Closed sszzsupersupersupersuper closed 2 months ago
If it is convenient, please tell me your version of peft. We recommend using 0.5.0
Thanks for quick response! yeah I was using peft 0.5.0, It might be because the path of pretrained models of bert. After I changed to local_dir then it worked like a charm! Thanks again!
Hey I am facing the same issue and the response is coming as null character? What did you change @sszzsupersupersupersuper ? The code is mentioned below:
import os
try:
token =os.environ['HF_TOKEN']
except:
print("paste your hf token here!")
token = "entertoken"
os.environ['HF_TOKEN'] = token
import torch
# import gradio as gr
# from gradio.themes.utils import colors, fonts, sizes
from transformers import AutoTokenizer, AutoModel
# ========================================
# Model Initialization
# ========================================
tokenizer = AutoTokenizer.from_pretrained('OpenGVLab/InternVideo2-Chat-8B',
trust_remote_code=True,
use_fast=False,
token=token)
if torch.cuda.is_available():
model = AutoModel.from_pretrained(
'OpenGVLab/InternVideo2-Chat-8B',
torch_dtype=torch.bfloat16,
trust_remote_code=True).cuda()
else:
model = AutoModel.from_pretrained(
'OpenGVLab/InternVideo2-Chat-8B',
torch_dtype=torch.bfloat16,
trust_remote_code=True)
from decord import VideoReader, cpu
from PIL import Image
import numpy as np
import numpy as np
import decord
from decord import VideoReader, cpu
import torch.nn.functional as F
import torchvision.transforms as T
from torchvision.transforms import PILToTensor
from torchvision import transforms
from torchvision.transforms.functional import InterpolationMode
decord.bridge.set_bridge("torch")
# ========================================
# Define Utils
# ========================================
def get_index(num_frames, num_segments):
seg_size = float(num_frames - 1) / num_segments
start = int(seg_size / 2)
offsets = np.array([
start + int(np.round(seg_size * idx)) for idx in range(num_segments)
])
return offsets
def load_video(video_path, num_segments=8, return_msg=False, resolution=224, hd_num=4, padding=False):
decord.bridge.set_bridge("torch")
vr = VideoReader(video_path, ctx=cpu(0), num_threads=1)
num_frames = len(vr)
frame_indices = get_index(num_frames, num_segments)

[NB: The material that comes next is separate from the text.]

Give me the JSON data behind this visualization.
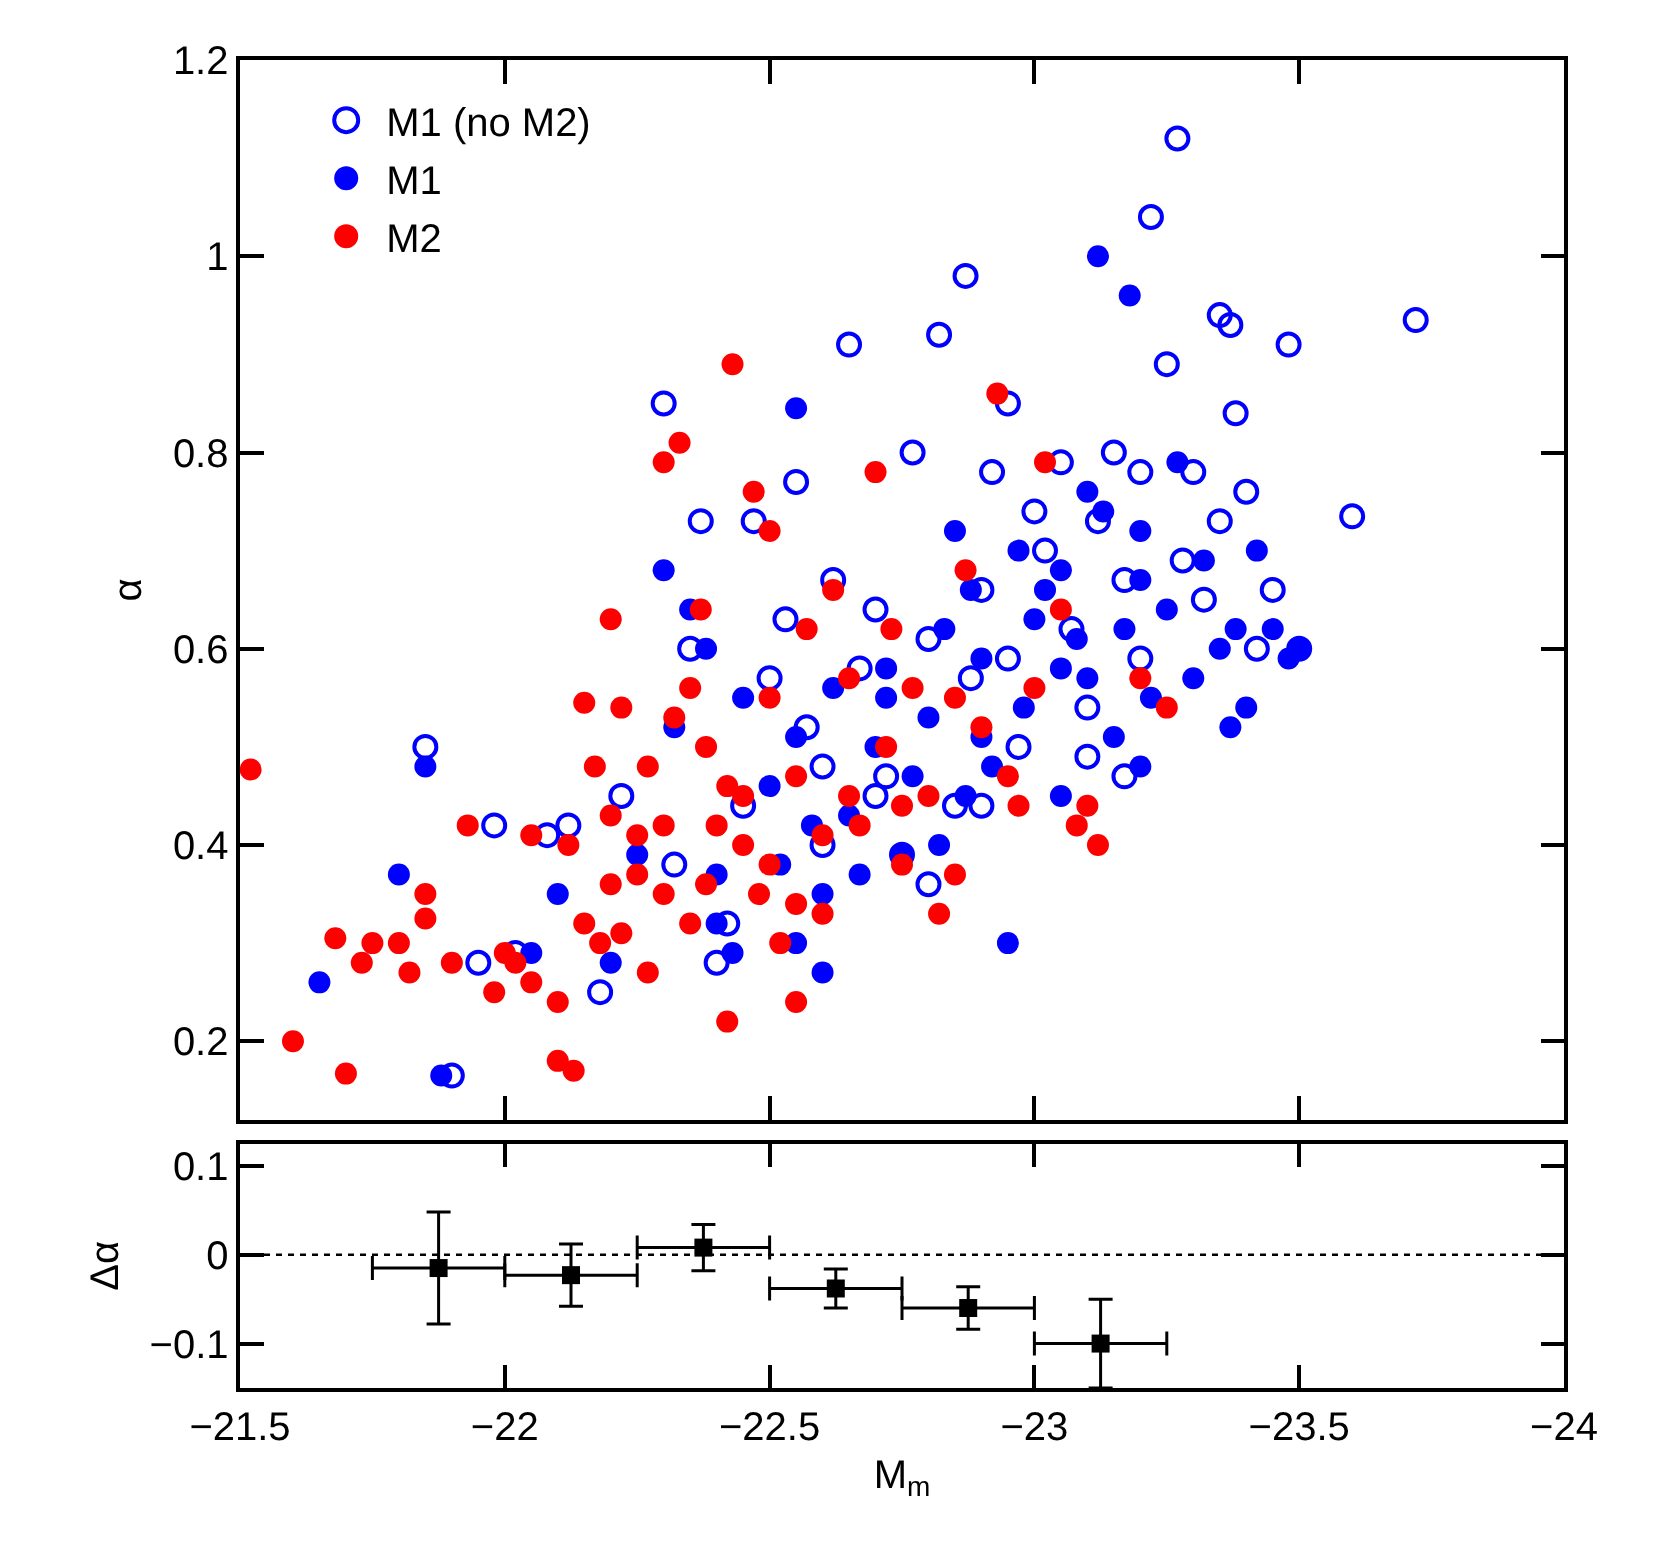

mean = (0.485, 0.456, 0.406)
std = (0.229, 0.224, 0.225)
transform = transforms.Compose([
transforms.Lambda(lambda x: x.float().div(255.0)),
transforms.Resize(224, interpolation=transforms.InterpolationMode.BICUBIC),
transforms.CenterCrop(224),
transforms.Normalize(mean, std)
])
frames = vr.get_batch(frame_indices)
frames = frames.permute(0, 3, 1, 2)
frames = transform(frames)
T_, C, H, W = frames.shape
if return_msg:
fps = float(vr.get_avg_fps())
sec = ", ".join([str(round(f / fps, 1)) for f in frame_indices])
# " " should be added in the start and end
msg = f"The video contains {len(frame_indices)} frames sampled at {sec} seconds."
return frames, msg
else:
return frames
video_path = "example1.mp4"
# sample uniformly 8 frames from the video
video_tensor = load_video(video_path, num_segments=8, return_msg=False)

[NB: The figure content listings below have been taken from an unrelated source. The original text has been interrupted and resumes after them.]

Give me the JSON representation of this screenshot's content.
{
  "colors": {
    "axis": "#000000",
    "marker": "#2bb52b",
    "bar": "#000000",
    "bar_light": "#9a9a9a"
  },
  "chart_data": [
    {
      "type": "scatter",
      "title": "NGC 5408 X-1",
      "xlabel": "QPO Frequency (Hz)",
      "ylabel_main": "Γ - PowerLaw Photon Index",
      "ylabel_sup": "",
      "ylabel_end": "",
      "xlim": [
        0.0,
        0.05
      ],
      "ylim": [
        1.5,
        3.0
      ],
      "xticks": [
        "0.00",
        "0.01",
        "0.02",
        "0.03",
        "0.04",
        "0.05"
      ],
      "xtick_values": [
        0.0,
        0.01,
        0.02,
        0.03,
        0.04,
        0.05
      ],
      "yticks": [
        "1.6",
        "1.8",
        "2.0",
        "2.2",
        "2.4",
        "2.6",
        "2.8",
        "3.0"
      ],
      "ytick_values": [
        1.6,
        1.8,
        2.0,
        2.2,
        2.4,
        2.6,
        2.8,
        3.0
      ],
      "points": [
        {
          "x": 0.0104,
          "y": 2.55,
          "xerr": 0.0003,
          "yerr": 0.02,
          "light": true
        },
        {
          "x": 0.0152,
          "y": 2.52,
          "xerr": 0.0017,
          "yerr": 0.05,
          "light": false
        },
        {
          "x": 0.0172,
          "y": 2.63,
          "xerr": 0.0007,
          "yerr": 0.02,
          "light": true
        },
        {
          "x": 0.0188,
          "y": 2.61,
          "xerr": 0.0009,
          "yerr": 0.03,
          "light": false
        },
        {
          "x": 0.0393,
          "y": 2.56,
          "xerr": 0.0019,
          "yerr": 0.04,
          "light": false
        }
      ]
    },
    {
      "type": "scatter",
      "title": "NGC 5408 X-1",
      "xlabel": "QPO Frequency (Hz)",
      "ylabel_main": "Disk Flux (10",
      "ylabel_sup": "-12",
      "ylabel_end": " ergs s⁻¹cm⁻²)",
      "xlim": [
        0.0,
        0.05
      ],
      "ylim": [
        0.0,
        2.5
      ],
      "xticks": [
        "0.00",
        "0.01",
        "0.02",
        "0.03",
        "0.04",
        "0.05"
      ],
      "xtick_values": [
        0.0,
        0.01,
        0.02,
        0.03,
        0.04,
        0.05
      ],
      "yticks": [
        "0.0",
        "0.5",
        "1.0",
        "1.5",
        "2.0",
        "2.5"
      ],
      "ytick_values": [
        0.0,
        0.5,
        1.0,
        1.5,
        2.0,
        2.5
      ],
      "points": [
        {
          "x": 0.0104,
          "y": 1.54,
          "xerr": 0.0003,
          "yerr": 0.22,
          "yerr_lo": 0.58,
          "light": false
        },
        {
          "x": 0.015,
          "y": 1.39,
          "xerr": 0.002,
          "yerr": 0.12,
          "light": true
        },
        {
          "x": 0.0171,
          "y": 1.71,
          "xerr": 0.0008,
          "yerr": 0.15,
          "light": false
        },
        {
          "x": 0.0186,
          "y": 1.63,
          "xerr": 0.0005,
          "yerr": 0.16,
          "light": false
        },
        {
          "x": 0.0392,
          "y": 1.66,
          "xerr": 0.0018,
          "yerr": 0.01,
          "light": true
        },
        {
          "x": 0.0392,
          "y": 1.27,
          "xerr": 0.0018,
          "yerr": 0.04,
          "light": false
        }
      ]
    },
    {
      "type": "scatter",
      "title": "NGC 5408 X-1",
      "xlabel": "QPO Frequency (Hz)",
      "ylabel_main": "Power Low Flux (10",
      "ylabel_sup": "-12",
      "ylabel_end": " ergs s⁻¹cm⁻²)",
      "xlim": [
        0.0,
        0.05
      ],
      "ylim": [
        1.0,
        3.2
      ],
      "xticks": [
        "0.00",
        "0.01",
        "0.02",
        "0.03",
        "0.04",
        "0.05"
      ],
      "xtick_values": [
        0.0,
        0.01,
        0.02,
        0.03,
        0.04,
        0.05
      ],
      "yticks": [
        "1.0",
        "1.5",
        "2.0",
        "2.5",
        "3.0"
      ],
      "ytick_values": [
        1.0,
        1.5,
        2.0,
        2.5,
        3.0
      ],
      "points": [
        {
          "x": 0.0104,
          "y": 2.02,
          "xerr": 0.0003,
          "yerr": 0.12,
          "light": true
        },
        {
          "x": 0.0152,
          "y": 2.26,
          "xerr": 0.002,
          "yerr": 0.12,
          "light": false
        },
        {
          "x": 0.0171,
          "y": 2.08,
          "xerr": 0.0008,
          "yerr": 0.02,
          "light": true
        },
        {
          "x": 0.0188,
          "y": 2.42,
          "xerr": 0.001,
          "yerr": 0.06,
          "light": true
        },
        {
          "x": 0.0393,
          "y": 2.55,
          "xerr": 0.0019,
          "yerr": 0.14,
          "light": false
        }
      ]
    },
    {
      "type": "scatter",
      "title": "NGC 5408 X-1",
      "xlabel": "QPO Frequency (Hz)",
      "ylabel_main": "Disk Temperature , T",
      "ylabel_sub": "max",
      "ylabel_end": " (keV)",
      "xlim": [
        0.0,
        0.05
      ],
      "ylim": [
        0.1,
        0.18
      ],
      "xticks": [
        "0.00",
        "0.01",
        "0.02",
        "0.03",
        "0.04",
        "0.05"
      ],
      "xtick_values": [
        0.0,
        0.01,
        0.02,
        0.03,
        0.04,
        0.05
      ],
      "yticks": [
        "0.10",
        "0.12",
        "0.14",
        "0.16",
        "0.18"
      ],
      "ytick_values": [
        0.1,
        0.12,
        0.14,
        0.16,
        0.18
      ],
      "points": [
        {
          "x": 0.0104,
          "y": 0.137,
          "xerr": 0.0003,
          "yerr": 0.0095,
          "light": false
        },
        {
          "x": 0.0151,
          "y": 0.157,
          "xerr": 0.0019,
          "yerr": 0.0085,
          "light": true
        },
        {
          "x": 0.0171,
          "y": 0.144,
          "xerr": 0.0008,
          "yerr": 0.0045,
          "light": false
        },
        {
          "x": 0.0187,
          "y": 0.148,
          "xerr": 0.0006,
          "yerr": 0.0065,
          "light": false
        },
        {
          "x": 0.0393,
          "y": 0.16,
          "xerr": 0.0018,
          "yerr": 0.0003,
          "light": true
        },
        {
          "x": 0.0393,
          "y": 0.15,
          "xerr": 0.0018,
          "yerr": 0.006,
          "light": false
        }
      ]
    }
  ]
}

video_tensor = video_tensor.to(model.device)
chat_history= []
response, chat_history = model.chat(tokenizer, '', 'describe the action step by step.', media_type='video', media_tensor=video_tensor, chat_history= chat_history, return_history=True,generation_config={'do_sample':False})
print(response)
# The video shows a woman performing yoga on a rooftop with a beautiful view of the mountains in the background. She starts by standing on her hands and knees, then moves into a downward dog position, and finally ends with a standing position. Throughout the video, she maintains a steady and fluid movement, focusing on her breath and alignment. The video is a great example of how yoga can be practiced in different environments and how it can be a great way to connect with nature and find inner peace.

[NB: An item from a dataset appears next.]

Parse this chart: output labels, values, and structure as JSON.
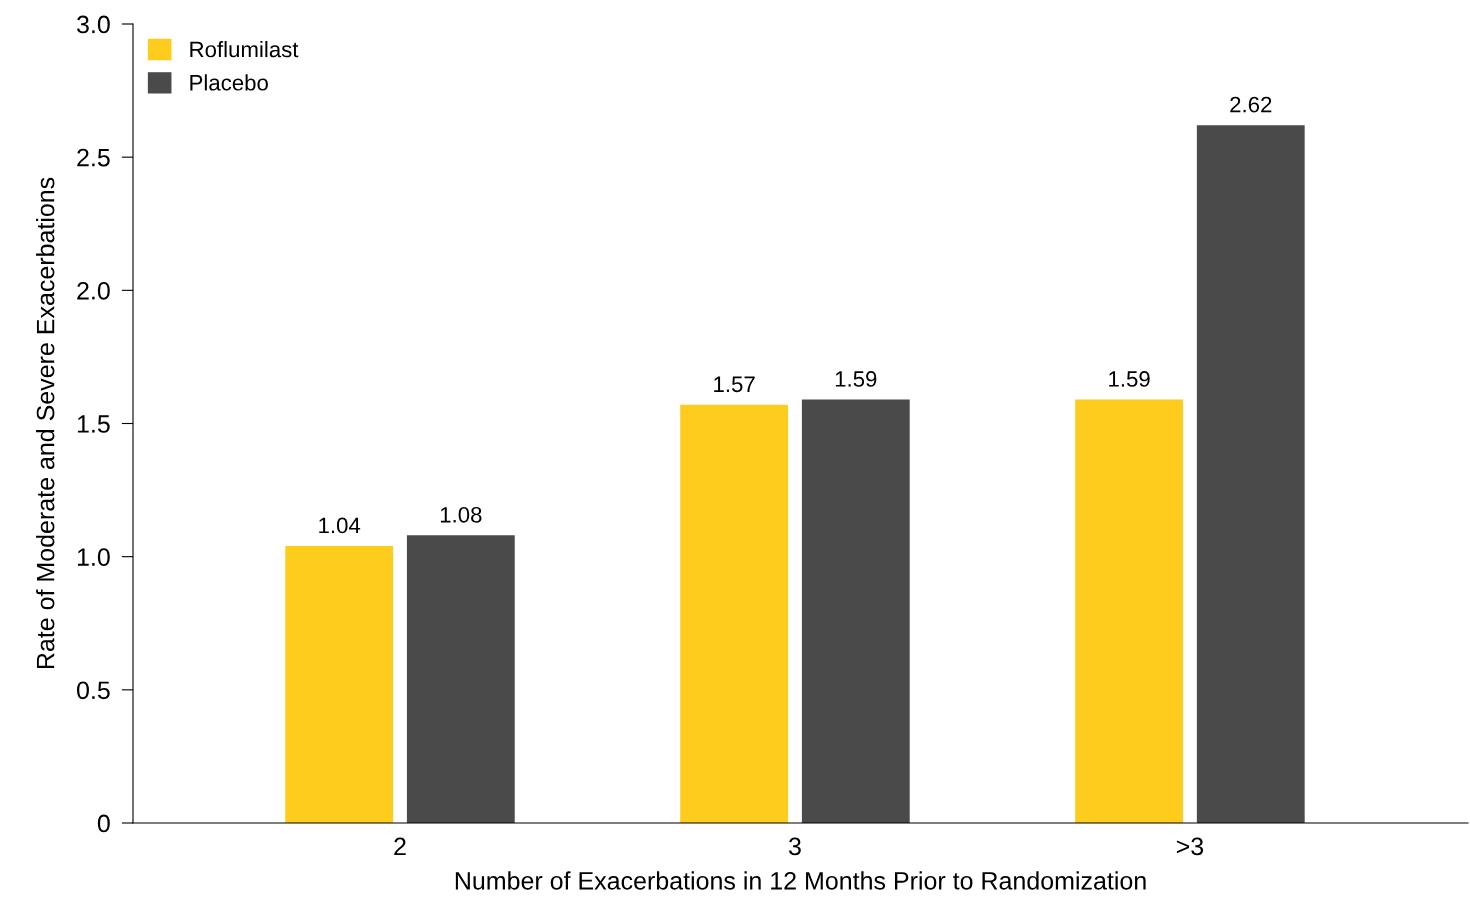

response, chat_history = model.chat(tokenizer, '', 'What is man wearing', media_type='video', media_tensor=video_tensor, chat_history= chat_history, return_history=True,generation_config={'do_sample':False})
# # The woman in the video is wearing a black tank top and grey yoga pants.
# print(response)'
@Divyanshupy Hi, Please check your peft
version and make sure it is 0.5.0
Wow!! It worked like a charm. Thank you again for the great work!!
I was trying to run this demo on the model card https://huggingface.co/OpenGVLab/InternVideo2_chat_8B_HD
yet I obtained the warning " Some weights of the model checkpoint at my_local_model_path/ were not used when initializing InternVideo2_VideoChat2: ['lm.base_model.model.lm_head.weight', 'lm.base_m...“
and the output of the demo became all "\\" in the end. I could not find anything that might cause this issue. Anyone got the same issue like this? how did you solve it?